Por un breve instante, el aire pareció congelarse.

«El descendiente del clan del Dragón Azur de la Ciudad del Emperador Blanco…».

«Y esos ojos… llenos de malicia».

Ethan se burló débilmente y desvió la mirada.

Te recordaré.

Volvió a centrar su atención en el centro de la formación.

En el interior, las explosiones estallaban una y otra vez.

Extrañamente, no había sonido, solo violentos temblores espaciales que hacían estremecer todo el valle.

Después de un buen rato, las llamas finalmente comenzaron a amainar.

Cientos de cadenas doradas suspendidas en el aire temblaron ligeramente, emitiendo nítidos sonidos metálicos.

Cuando el fuego se disipó por completo, se reveló la escena dentro de la Formación de Diez Mil Fuegos Quemadores del Cielo.

A Lunara se le cortó la respiración.

Las cadenas doradas estaban completamente ilesas.

Ni una sola grieta.

Ni siquiera un rastro de haberse derretido.

Un asalto de llamas tan aterrador no había logrado dañarlas en lo más mínimo.

A simple vista era obvio: estas cadenas no eran armas espirituales.

Eran manifestaciones condensadas de una fuerza antigua y misteriosa, mucho más allá de las técnicas ordinarias.

«¿Qué nivel de técnica de herencia secreta es esta…?», suspiró Lunara para sus adentros.

Atrapado por tales cadenas, escapar era casi imposible.

Cada docena de cadenas se entrelazaban, formando jaulas que aprisionaban a los demonios individualmente.

Su Prisión Celestial de Llamas Locas, en comparación, ya había sido destrozada por el poder indiscriminado de las llamas.

Dentro de las jaulas, la escena era lastimosa.

Sylren, Ember y los demás estaban maltrechos y destrozados.

Aunque ninguno había muerto, la mayoría había perdido su eficacia en combate.

Sorrel y Eryon, antes arrogantes y dominantes, ahora apenas eran reconocibles.

Sus cuerpos estaban carbonizados, la sangre manaba de la piel agrietada mezclada con carne chamuscada.

—Cof… cof…

Sorrel tosió violentamente, la sangre manchando sus labios mientras el humo escapaba de su boca y nariz.

Su respiración era entrecortada.

La energía demoníaca surgía caóticamente en su interior, la sangre hirviendo dolorosamente por sus venas.

—Cielos… ¿qué clase de ataque fue ese? ¿Una técnica espiritual de nivel divino? —masculló con voz ronca.

—Y esta maldita cadena, ¿¡por qué no se puede romper!?

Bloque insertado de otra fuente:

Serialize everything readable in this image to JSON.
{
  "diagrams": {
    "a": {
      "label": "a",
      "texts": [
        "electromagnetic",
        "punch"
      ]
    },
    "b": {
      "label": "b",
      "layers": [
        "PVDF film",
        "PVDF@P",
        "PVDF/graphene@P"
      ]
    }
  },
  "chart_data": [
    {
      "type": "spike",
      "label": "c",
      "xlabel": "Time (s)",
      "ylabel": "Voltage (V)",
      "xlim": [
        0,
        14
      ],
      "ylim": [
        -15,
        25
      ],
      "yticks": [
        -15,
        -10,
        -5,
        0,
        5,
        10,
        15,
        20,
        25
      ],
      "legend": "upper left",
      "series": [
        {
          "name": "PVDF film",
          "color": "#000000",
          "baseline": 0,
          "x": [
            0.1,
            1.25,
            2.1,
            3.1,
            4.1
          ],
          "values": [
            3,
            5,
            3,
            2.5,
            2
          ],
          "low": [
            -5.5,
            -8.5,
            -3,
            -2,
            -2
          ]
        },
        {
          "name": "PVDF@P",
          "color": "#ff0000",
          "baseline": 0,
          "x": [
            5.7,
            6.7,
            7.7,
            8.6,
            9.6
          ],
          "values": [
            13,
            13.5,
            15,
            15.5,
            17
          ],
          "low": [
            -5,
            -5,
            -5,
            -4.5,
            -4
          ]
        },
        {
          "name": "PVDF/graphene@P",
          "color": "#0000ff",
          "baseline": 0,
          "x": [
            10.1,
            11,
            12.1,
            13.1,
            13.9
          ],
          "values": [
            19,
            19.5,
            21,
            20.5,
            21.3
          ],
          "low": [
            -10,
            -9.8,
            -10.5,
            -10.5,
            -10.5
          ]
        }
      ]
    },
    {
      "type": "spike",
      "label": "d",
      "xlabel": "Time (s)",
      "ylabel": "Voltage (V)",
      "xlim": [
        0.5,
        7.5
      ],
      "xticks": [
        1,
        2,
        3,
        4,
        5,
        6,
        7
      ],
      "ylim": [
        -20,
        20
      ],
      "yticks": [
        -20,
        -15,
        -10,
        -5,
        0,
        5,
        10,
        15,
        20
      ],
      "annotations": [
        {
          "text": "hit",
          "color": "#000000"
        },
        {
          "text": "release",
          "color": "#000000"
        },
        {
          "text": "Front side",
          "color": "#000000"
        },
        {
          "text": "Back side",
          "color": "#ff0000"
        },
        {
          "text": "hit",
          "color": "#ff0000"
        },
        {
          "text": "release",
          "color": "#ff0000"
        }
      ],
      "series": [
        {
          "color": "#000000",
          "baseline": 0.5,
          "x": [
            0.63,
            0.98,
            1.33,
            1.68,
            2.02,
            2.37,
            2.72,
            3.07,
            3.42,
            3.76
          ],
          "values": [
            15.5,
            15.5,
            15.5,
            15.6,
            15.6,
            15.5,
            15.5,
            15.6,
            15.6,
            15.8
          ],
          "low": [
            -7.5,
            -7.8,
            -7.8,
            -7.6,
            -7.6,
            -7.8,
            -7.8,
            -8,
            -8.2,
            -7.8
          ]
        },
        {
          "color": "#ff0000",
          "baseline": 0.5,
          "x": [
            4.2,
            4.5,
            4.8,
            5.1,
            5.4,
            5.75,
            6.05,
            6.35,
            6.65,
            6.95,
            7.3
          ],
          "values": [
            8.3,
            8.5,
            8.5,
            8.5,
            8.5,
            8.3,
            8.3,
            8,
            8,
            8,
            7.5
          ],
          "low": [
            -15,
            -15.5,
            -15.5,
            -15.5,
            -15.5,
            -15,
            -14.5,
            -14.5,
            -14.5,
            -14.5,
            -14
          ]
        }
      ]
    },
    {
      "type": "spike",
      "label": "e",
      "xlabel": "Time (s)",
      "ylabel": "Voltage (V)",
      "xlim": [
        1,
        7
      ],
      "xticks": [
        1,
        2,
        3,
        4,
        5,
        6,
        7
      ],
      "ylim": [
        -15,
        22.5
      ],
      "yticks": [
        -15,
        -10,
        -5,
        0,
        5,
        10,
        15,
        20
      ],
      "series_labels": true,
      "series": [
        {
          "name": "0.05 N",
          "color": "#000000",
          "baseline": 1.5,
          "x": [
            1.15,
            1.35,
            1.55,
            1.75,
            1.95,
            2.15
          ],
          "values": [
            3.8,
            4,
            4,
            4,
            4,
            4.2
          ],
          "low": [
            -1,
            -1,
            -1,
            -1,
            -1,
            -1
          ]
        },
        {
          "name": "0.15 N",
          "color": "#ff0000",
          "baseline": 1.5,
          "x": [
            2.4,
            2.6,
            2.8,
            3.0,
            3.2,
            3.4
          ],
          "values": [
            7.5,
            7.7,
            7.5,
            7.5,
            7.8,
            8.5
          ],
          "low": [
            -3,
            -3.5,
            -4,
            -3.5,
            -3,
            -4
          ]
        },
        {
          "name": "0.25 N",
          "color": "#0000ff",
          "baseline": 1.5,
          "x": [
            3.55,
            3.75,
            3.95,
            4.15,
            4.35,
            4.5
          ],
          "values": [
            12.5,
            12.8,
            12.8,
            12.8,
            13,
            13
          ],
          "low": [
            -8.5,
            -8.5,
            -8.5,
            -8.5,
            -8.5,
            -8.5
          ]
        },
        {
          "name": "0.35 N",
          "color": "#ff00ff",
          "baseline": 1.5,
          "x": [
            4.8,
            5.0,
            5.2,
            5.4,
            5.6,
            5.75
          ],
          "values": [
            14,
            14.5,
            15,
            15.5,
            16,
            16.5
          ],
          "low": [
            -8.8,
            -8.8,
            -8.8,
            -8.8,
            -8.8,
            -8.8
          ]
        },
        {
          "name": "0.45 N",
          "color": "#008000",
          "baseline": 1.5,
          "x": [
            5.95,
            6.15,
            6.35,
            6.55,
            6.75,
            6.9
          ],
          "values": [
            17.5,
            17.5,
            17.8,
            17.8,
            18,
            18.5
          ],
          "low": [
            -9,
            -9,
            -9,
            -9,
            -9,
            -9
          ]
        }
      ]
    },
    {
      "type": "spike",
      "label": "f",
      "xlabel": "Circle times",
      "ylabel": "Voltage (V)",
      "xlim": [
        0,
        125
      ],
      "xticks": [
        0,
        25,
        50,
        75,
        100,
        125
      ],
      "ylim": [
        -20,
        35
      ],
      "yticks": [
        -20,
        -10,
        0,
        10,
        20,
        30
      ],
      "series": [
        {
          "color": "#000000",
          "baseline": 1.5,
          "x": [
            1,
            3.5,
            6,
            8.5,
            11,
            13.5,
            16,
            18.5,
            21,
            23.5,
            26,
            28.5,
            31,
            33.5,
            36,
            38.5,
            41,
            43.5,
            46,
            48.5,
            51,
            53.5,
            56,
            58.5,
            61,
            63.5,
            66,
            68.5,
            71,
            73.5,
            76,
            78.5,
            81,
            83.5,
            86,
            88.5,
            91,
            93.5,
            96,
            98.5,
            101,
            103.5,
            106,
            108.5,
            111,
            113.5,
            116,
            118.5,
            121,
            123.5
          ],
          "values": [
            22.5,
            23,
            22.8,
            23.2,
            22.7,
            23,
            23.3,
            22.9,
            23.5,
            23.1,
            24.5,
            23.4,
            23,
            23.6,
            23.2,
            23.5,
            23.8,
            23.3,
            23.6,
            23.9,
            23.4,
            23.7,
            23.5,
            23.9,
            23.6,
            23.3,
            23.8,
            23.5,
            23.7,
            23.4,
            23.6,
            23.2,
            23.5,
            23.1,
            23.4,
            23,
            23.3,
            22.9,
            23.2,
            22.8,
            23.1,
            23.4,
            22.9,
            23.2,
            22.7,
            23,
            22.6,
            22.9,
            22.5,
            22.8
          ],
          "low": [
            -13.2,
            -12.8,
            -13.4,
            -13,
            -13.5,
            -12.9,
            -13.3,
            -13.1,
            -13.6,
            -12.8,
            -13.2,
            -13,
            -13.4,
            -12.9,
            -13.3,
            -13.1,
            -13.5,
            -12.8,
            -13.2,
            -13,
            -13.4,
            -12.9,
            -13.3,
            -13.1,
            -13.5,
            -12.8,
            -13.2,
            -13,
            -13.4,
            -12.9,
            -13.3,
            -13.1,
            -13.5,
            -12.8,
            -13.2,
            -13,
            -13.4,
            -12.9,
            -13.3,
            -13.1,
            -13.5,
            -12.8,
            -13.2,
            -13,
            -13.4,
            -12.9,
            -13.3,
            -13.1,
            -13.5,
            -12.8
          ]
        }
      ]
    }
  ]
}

Rugiendo de frustración, Sorrel lanzó zarpazos salvajemente.

¡Clang!

Un nítido sonido metálico resonó.

La cadena dorada simplemente se balanceó ligeramente, su superficie ondulando débilmente antes de volver a la quietud.

¡Clang! ¡Clang! ¡Clang!

Golpeó una y otra vez.

Nada cambió.

De repente, su sangre refluyó.

¡Puf!

Una bocanada de sangre oscura salió disparada mientras caía sobre una rodilla.

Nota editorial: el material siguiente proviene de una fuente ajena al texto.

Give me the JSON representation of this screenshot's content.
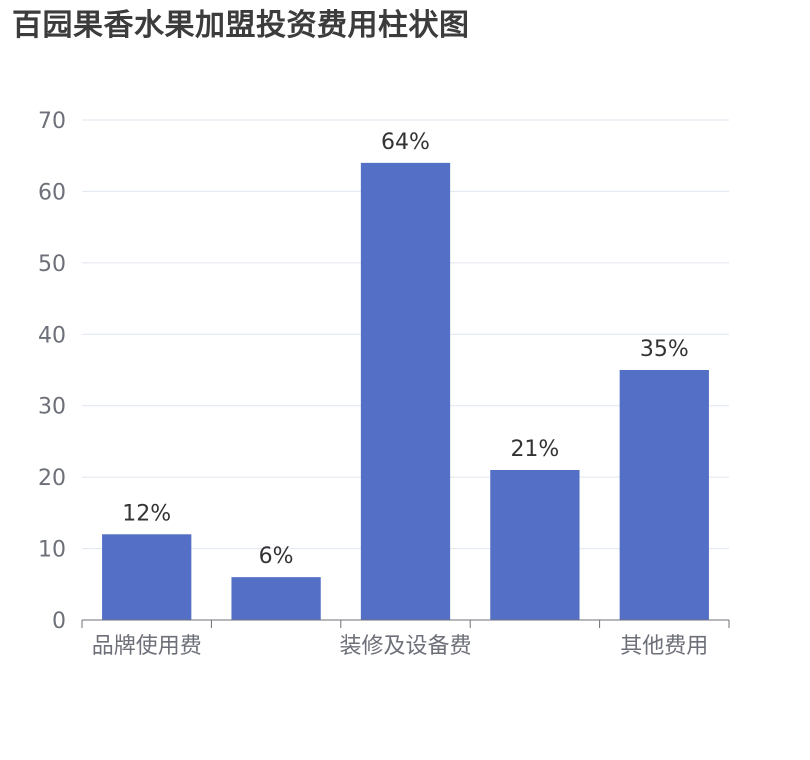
{
  "chart_data": {
    "type": "bar",
    "title": "百园果香水果加盟投资费用柱状图",
    "categories": [
      "品牌使用费",
      "",
      "装修及设备费",
      "",
      "其他费用"
    ],
    "values": [
      12,
      6,
      64,
      21,
      35
    ],
    "data_labels": [
      "12%",
      "6%",
      "64%",
      "21%",
      "35%"
    ],
    "ylim": [
      0,
      70
    ],
    "yticks": [
      0,
      10,
      20,
      30,
      40,
      50,
      60,
      70
    ],
    "grid": true,
    "bar_color": "#5470c6",
    "xlabel": "",
    "ylabel": ""
  }
}
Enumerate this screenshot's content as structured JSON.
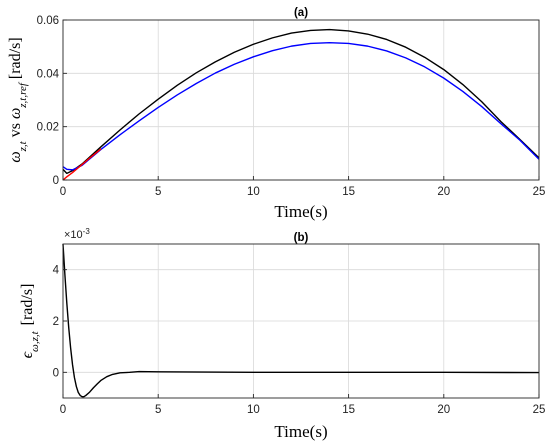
{
  "chart_data": [
    {
      "type": "line",
      "title": "(a)",
      "xlabel": "Time(s)",
      "ylabel": {
        "main": "ω",
        "sub1": "z,t",
        "mid": " vs ",
        "main2": "ω",
        "sub2": "z,t,ref",
        "unit": "[rad/s]"
      },
      "xlim": [
        0,
        25
      ],
      "ylim": [
        0,
        0.06
      ],
      "xticks": [
        "0",
        "5",
        "10",
        "15",
        "20",
        "25"
      ],
      "yticks": [
        "0",
        "0.02",
        "0.04",
        "0.06"
      ],
      "grid": true,
      "series": [
        {
          "color": "#000000",
          "x": [
            0,
            0.2,
            0.5,
            1,
            2,
            3,
            4,
            5,
            6,
            7,
            8,
            9,
            10,
            11,
            12,
            13,
            14,
            15,
            16,
            17,
            18,
            19,
            20,
            21,
            22,
            23,
            24,
            25
          ],
          "y": [
            0.004,
            0.0025,
            0.0035,
            0.006,
            0.0125,
            0.0188,
            0.0248,
            0.0303,
            0.0355,
            0.0402,
            0.0443,
            0.0479,
            0.0509,
            0.0533,
            0.0551,
            0.0561,
            0.0564,
            0.0559,
            0.0547,
            0.0527,
            0.0498,
            0.046,
            0.0414,
            0.0358,
            0.0293,
            0.0219,
            0.0152,
            0.0083
          ]
        },
        {
          "color": "#0000ff",
          "x": [
            0,
            0.2,
            0.5,
            1,
            2,
            3,
            4,
            5,
            6,
            7,
            8,
            9,
            10,
            11,
            12,
            13,
            14,
            15,
            16,
            17,
            18,
            19,
            20,
            21,
            22,
            23,
            24,
            25
          ],
          "y": [
            0.005,
            0.004,
            0.0038,
            0.0055,
            0.0115,
            0.017,
            0.0222,
            0.0272,
            0.0319,
            0.0362,
            0.0401,
            0.0434,
            0.0462,
            0.0485,
            0.0502,
            0.0512,
            0.0515,
            0.0512,
            0.0502,
            0.0484,
            0.0458,
            0.0424,
            0.0382,
            0.0332,
            0.0275,
            0.0211,
            0.0149,
            0.0078
          ]
        },
        {
          "color": "#ff0000",
          "x": [
            0,
            0.2,
            0.5,
            1,
            1.5,
            2
          ],
          "y": [
            0,
            0.0012,
            0.0028,
            0.0058,
            0.0088,
            0.0117
          ]
        }
      ]
    },
    {
      "type": "line",
      "title": "(b)",
      "xlabel": "Time(s)",
      "ylabel": {
        "main": "ϵ",
        "sub1": "ω,z,t",
        "unit": "[rad/s]"
      },
      "multiplier": "×10",
      "multiplier_exp": "-3",
      "xlim": [
        0,
        25
      ],
      "ylim": [
        -1,
        5
      ],
      "xticks": [
        "0",
        "5",
        "10",
        "15",
        "20",
        "25"
      ],
      "yticks": [
        "0",
        "2",
        "4"
      ],
      "grid": true,
      "series": [
        {
          "color": "#000000",
          "x": [
            0,
            0.1,
            0.2,
            0.3,
            0.4,
            0.5,
            0.6,
            0.7,
            0.8,
            0.9,
            1.0,
            1.1,
            1.2,
            1.4,
            1.6,
            1.8,
            2.0,
            2.3,
            2.6,
            3.0,
            3.5,
            4.0,
            5,
            10,
            15,
            20,
            25
          ],
          "y": [
            5.0,
            3.8,
            2.7,
            1.75,
            0.95,
            0.3,
            -0.2,
            -0.55,
            -0.78,
            -0.9,
            -0.95,
            -0.95,
            -0.9,
            -0.77,
            -0.6,
            -0.45,
            -0.31,
            -0.17,
            -0.08,
            -0.02,
            0.0,
            0.03,
            0.02,
            0.0,
            0.0,
            0.0,
            -0.01
          ]
        }
      ]
    }
  ]
}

—Maldita sea… ¿¡qué demonios es esta cadena!?

—Joven maestro, cálmese y tome primero el elixir —dijo débilmente uno de los ancianos de la Marta del Viento.

Sorrel respiró hondo, reprimió a la fuerza su rabia, se metió varias píldoras en la boca y activó su energía demoníaca para absorber sus efectos.

Los dos ancianos de la Marta del Viento a su lado estaban en peores condiciones: uno gravemente herido, el otro al borde de la muerte. Básicamente, habían perdido toda capacidad de lucha.

—Joven maestro, por favor, recupérese rápido de sus heridas.

—Ethan ha usado tantos movimientos poderosos que debe haber consumido mucha energía.